One of the ARMD projects is a “game-changing” manufacturing cell for permanent magnet motor stators, claimed to be “unrivalled” in its cost, flexibility, scalability and ease of adoption. The Aims (Artificial Intelligence in Stator Manufacturing Solutions) project involves the Somerset-based motor manufacturing specialist Electrified Automation, the AI-powered machine learning and automated decision-making developer Lightfoot, and Horizon Instruments, which will be responsible for building and delivering the cell. Together they are planning to offer “a world-first fully connected manufacturing and supply chain solution”.

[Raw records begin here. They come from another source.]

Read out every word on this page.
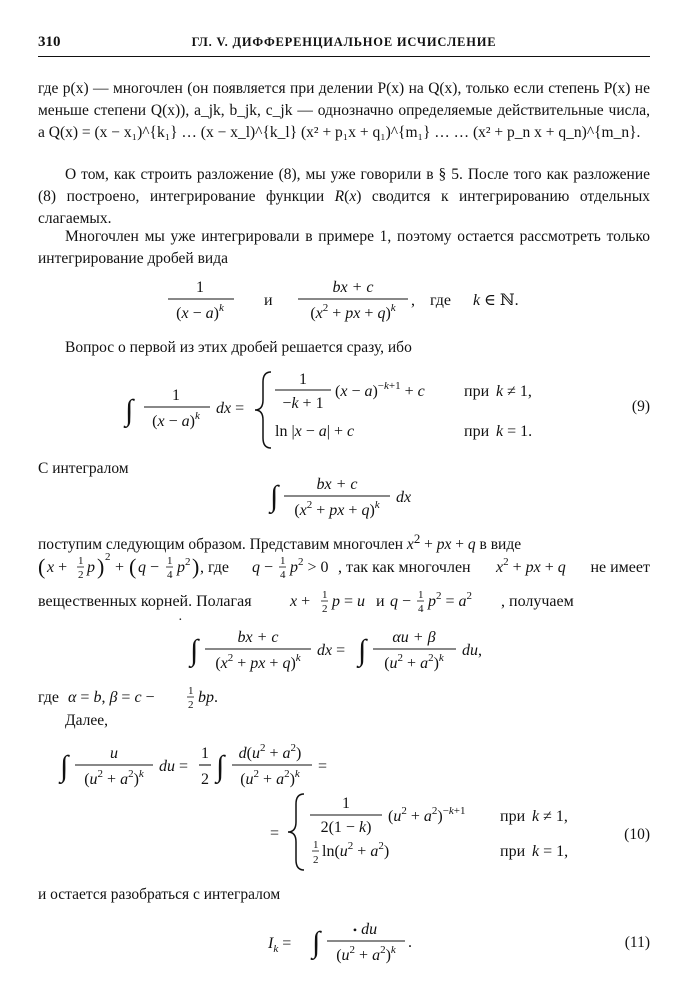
310	ГЛ. V. ДИФФЕРЕНЦИАЛЬНОЕ ИСЧИСЛЕНИЕ
где p(x) — многочлен (он появляется при делении P(x) на Q(x), только если степень P(x) не меньше степени Q(x)), a_jk, b_jk, c_jk — однозначно определяемые действительные числа, а Q(x) = (x − x₁)^{k₁} … (x − x_l)^{k_l} (x² + p₁x + q₁)^{m₁} … … (x² + p_n x + q_n)^{m_n}.
О том, как строить разложение (8), мы уже говорили в § 5. После того как разложение (8) построено, интегрирование функции R(x) сводится к интегрированию отдельных слагаемых.
Многочлен мы уже интегрировали в примере 1, поэтому остается рассмотреть только интегрирование дробей вида
1
$(x - a)^k$	и
bx + c
($x^2$ + px + q)$^k$ , где k ∈ ℕ.
Вопрос о первой из этих дробей решается сразу, ибо
∫ 1
$(x - a)^k$ dx =
1
−k + 1
(x − a)−k+1 + c при k ≠ 1,
ln |x − a| + c	при k = 1.
(9)
С интегралом
∫ bx + c
($x^2$ + px + q)$^k$ dx
поступим следующим образом. Представим многочлен $x^2$ + px + q в виде
( x + 1
2 p ) 2
+ ( q − 1
4 $p^2$ ) , где q − 1
4 $p^2 > 0$ , так как многочлен $x^2$ + px + q не имеет
вещественных корней. Полагая x + 1
2 p = u и q − 1
4 $p^2 = a^2$ , получаем
·
∫ bx + c
($x^2$ + px + q)$^k$ dx = ∫ αu + β
$(u^2 + a^2)^k$ du,
где α = b, β = c −	1
2 bp.
Далее,
∫	u
$(u^2 + a^2)^k$ du =
1
2 ∫ $d(u^2 + a^2)$
$(u^2 + a^2)^k$ =
=
1
2(1 − k)
$(u^2 + a^2)^-k+1$ при k ≠ 1,
1
2 $\ln(u^2 + a^2)$	при k = 1,
(10)
и остается разобраться с интегралом
$I_k$ = ∫	• du
$(u^2 + a^2)^k$ .	(11)
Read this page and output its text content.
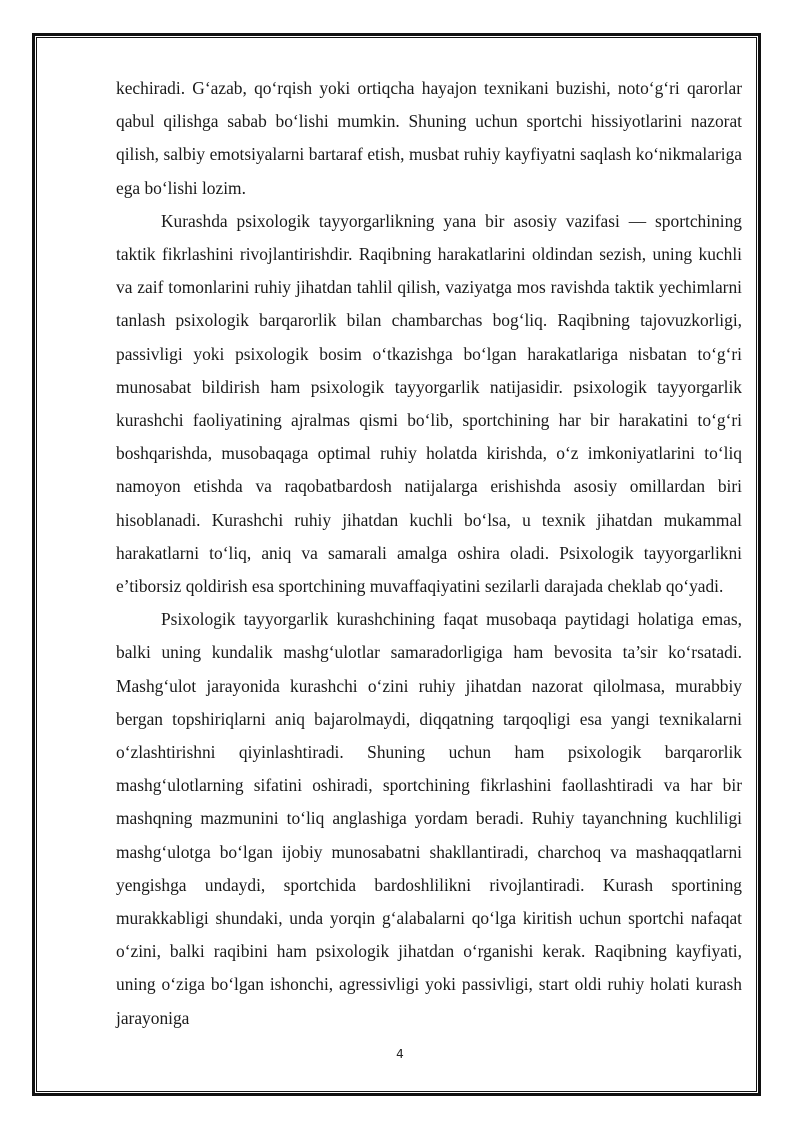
kechiradi. G‘azab, qo‘rqish yoki ortiqcha hayajon texnikani buzishi, noto‘g‘ri qarorlar qabul qilishga sabab bo‘lishi mumkin. Shuning uchun sportchi hissiyotlarini nazorat qilish, salbiy emotsiyalarni bartaraf etish, musbat ruhiy kayfiyatni saqlash ko‘nikmalariga ega bo‘lishi lozim.

Kurashda psixologik tayyorgarlikning yana bir asosiy vazifasi — sportchining taktik fikrlashini rivojlantirishdir. Raqibning harakatlarini oldindan sezish, uning kuchli va zaif tomonlarini ruhiy jihatdan tahlil qilish, vaziyatga mos ravishda taktik yechimlarni tanlash psixologik barqarorlik bilan chambarchas bog‘liq. Raqibning tajovuzkorligi, passivligi yoki psixologik bosim o‘tkazishga bo‘lgan harakatlariga nisbatan to‘g‘ri munosabat bildirish ham psixologik tayyorgarlik natijasidir. psixologik tayyorgarlik kurashchi faoliyatining ajralmas qismi bo‘lib, sportchining har bir harakatini to‘g‘ri boshqarishda, musobaqaga optimal ruhiy holatda kirishda, o‘z imkoniyatlarini to‘liq namoyon etishda va raqobatbardosh natijalarga erishishda asosiy omillardan biri hisoblanadi. Kurashchi ruhiy jihatdan kuchli bo‘lsa, u texnik jihatdan mukammal harakatlarni to‘liq, aniq va samarali amalga oshira oladi. Psixologik tayyorgarlikni e’tiborsiz qoldirish esa sportchining muvaffaqiyatini sezilarli darajada cheklab qo‘yadi.

Psixologik tayyorgarlik kurashchining faqat musobaqa paytidagi holatiga emas, balki uning kundalik mashg‘ulotlar samaradorligiga ham bevosita ta’sir ko‘rsatadi. Mashg‘ulot jarayonida kurashchi o‘zini ruhiy jihatdan nazorat qilolmasa, murabbiy bergan topshiriqlarni aniq bajarolmaydi, diqqatning tarqoqligi esa yangi texnikalarni o‘zlashtirishni qiyinlashtiradi. Shuning uchun ham psixologik barqarorlik mashg‘ulotlarning sifatini oshiradi, sportchining fikrlashini faollashtiradi va har bir mashqning mazmunini to‘liq anglashiga yordam beradi. Ruhiy tayanchning kuchliligi mashg‘ulotga bo‘lgan ijobiy munosabatni shakllantiradi, charchoq va mashaqqatlarni yengishga undaydi, sportchida bardoshlilikni rivojlantiradi. Kurash sportining murakkabligi shundaki, unda yorqin g‘alabalarni qo‘lga kiritish uchun sportchi nafaqat o‘zini, balki raqibini ham psixologik jihatdan o‘rganishi kerak. Raqibning kayfiyati, uning o‘ziga bo‘lgan ishonchi, agressivligi yoki passivligi, start oldi ruhiy holati kurash jarayoniga

4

A second ARMD project will be led by the US-headquartered motor and generator designer ePropelled which has patented a “disruptive” electronic magnetic gearing (EMG) technology that enhances the performance of EV traction motors and batteries. Working with Embed and Tata Motors European Technical Centre (TMETC), ePropelled – which has an innovation centre in Wales – is developing EMG technology to deliver “groundbreaking” efficiencies to vehicles.

A third ARMD winner is a collaborative project, led by the Milton Keynes-based motor and power electronics module manufacturer Empel Systems, which is aiming to create families of efficient, power-dense electric motors and energy storage systems to accelerate progress to cost-effective electrified vehicles – especially those that operate with dynamic duty cycles and need high-power electrification. The project aims to save over 450,000 tonnes of CO2 per year and to create more than 400 jobs.

APC CEO Ian Constance, says the investment in the 49 projects “demonstrates the real and ongoing commitment of government and industry working together to advance the UK’s vibrant automotive technology development sector towards a net-zero future”.